Washington State Capital Gains Tax FAQ

April 2023

Washington State Capital Gains Tax
Frequently Asked Questions

Q: Is there a new Capital Gains Tax in Washington?

A: Senate Bill 5069 establishes a flat-rate tax for capital gains incurred on the sale of long-term assets held by Washington residents. The initial payments are due to the State Department of Revenue by April 18, 2023 — the same day as the federal tax filing deadline. 


Q: How does the Washington Capital Gains Tax work?

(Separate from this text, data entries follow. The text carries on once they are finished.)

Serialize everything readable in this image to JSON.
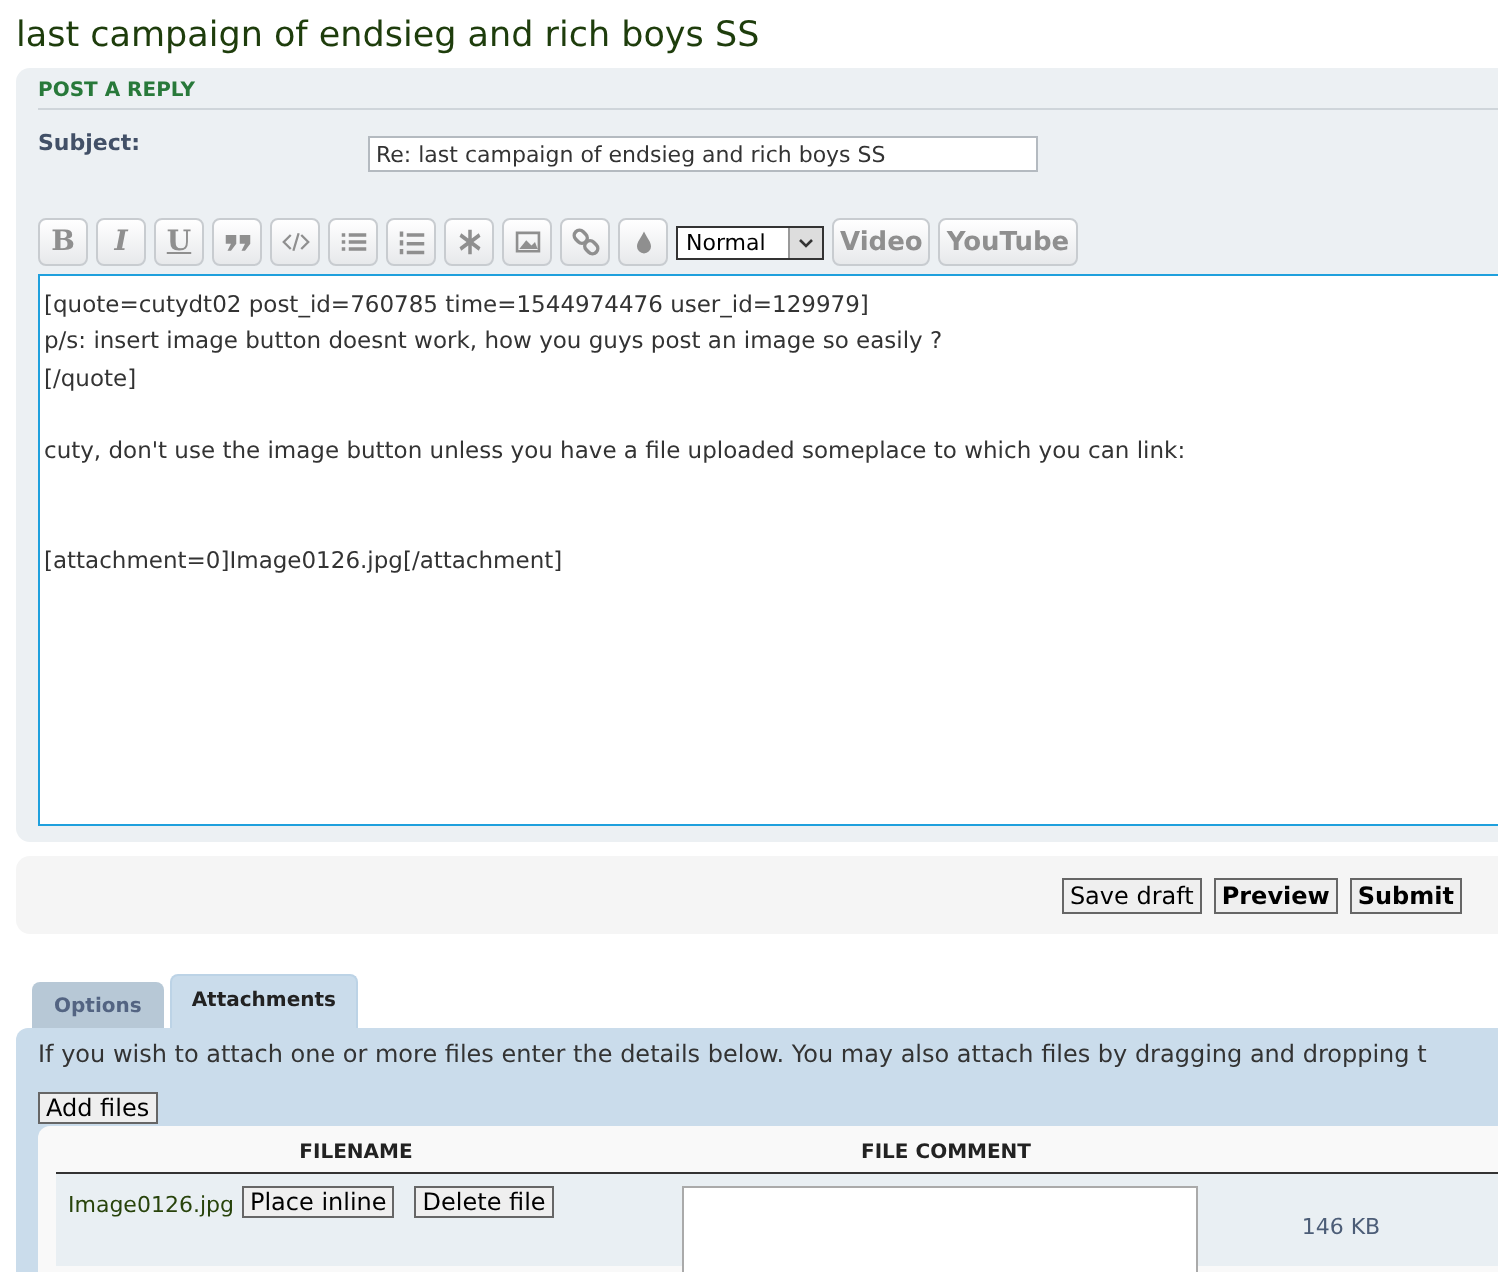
{
  "title": "last campaign of endsieg and rich boys SS",
  "panel_heading": "POST A REPLY",
  "subject": {
    "label": "Subject:",
    "value": "Re: last campaign of endsieg and rich boys SS"
  },
  "toolbar": [
    {
      "kind": "letter",
      "label": "B"
    },
    {
      "kind": "letter",
      "label": "I"
    },
    {
      "kind": "letter",
      "label": "U"
    },
    {
      "kind": "icon"
    },
    {
      "kind": "icon"
    },
    {
      "kind": "icon"
    },
    {
      "kind": "icon"
    },
    {
      "kind": "icon"
    },
    {
      "kind": "icon"
    },
    {
      "kind": "icon"
    },
    {
      "kind": "icon"
    },
    {
      "kind": "select",
      "value": "Normal"
    },
    {
      "kind": "text",
      "label": "Video"
    },
    {
      "kind": "text",
      "label": "YouTube"
    }
  ],
  "message": "[quote=cutydt02 post_id=760785 time=1544974476 user_id=129979]\np/s: insert image button doesnt work, how you guys post an image so easily ?\n[/quote]\n\ncuty, don't use the image button unless you have a file uploaded someplace to which you can link:\n\n\n[attachment=0]Image0126.jpg[/attachment]",
  "actions": [
    {
      "label": "Save draft",
      "primary": false
    },
    {
      "label": "Preview",
      "primary": true
    },
    {
      "label": "Submit",
      "primary": true
    }
  ],
  "tabs": [
    {
      "label": "Options",
      "selected": false
    },
    {
      "label": "Attachments",
      "selected": true
    }
  ],
  "attach_info": "If you wish to attach one or more files enter the details below. You may also attach files by dragging and dropping t",
  "add_files": "Add files",
  "columns": [
    "FILENAME",
    "FILE COMMENT"
  ],
  "files": [
    {
      "name": "Image0126.jpg",
      "buttons": [
        "Place inline",
        "Delete file"
      ],
      "size": "146 KB"
    }
  ]
}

  • A: Passed in 2021 and fully enacted this March, the Bill imposes a 7 percent tax rate on individuals’ profits arising from the sale or transfer of long-term assets, such as businesses, stocks and bonds. 
  • Taxable amounts are delineated by each calendar year and apply to long-term capital gains incurred from January 1, 2022 onward.  
  • Payments are due before April 18 each year and reflect the profits realized from the sale of assets during the prior taxable period.
  • The standard deduction of $250,000 per annum applies for individuals and married households. Only the capital gains in excess of the standard deduction are subject to the tax. 
    • For example, a net profit of $300,000 from the sale of bonds in 2022 translates to a taxable capital gain of $50,000 in 2023.
    • The law also provides up to a $100,000 tax abatement on top of the standard deduction, if the taxpayer contributed at least $250,000 to Washington-based charities during the year.